Now I know this is looking scary and there are a lot of things to keep track of. But let's understand it in simple way. We basically asked the pipeline "Can we use xyz service for xyz language?" We basically configured the pipeline for a specific task. If that task is not available in that language or in that specific order then you will recieve a "400 BAD REQUEST" error response. In normal cases pipeline responds with a very long response but we are interested in only 4 things in it.
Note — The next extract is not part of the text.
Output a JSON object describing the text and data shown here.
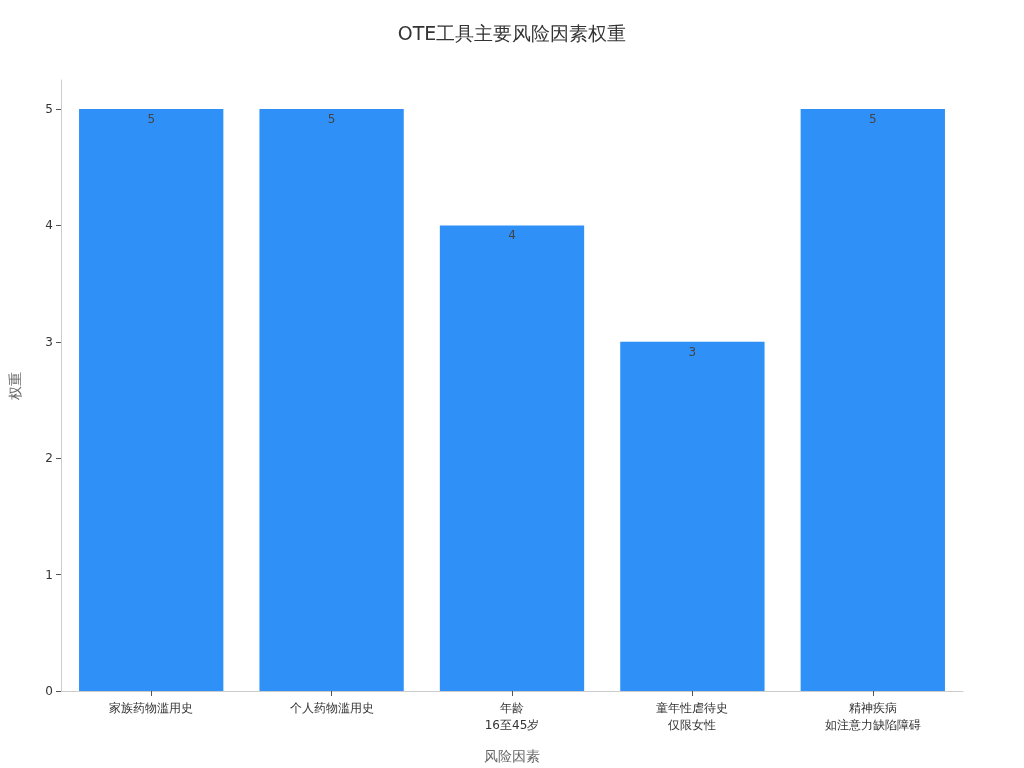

auth parameter key: This value is obtained from name parameter under inferenceApiKey under pipelineInferenceAPIEndPoint.
auth parameter value: This value is obtained from value parameter under inferenceApiKey under pipelineInferenceAPIEndPoint.
service id: This value is obtained from serviceId parameter under config under pipeLineResponseConfig
callbackUrl: This value is obtained from callbackUrl parameter under pipelineInferenceAPIEndPoint

This callbackUrl is the new endpoint where we will send the final api call. For this we need the 3 other things mentioned in above list and one audio data. You need to convert the audio data into base 64 and then send this base64 data to endpoint.

Additional Headers

Key	Value
auth parameter key	key obtained from pipeline response
auth parameter value	value obtained from pipeline response

Final Endpoint Call

Endpoint

callbackUrl obtained from pipeline response

Request Format

{
    "pipelineTasks": [
        {
            "taskType": "asr",
            "config": {
                "language": {
                    "sourceLanguage": "xx"
                },
                "serviceId": "xxxxx--ssssss-d-ddd--dddd",
                "audioFormat": "wav",
                "samplingRate": 16000
            }
        }
    ],
    "inputData": {
        "input": [
            {
                "source": null
            }
        ],
        "audio": [
            {
                "audioContent": "{{generated_base64_content}}"
            }
        ]
    }
}

Finally after doing all this this api's response is neither fast nor accurate. You can check it's implementation in this repo.. Obviously this was very complicated. I tried my best to keep it as simple as possible. I left out some details that are not important for beginners.

If you hate your life and you decided to implement this api and you are getting any error that is not mentioned in my brief documentation then you can read the complete documentation on this website.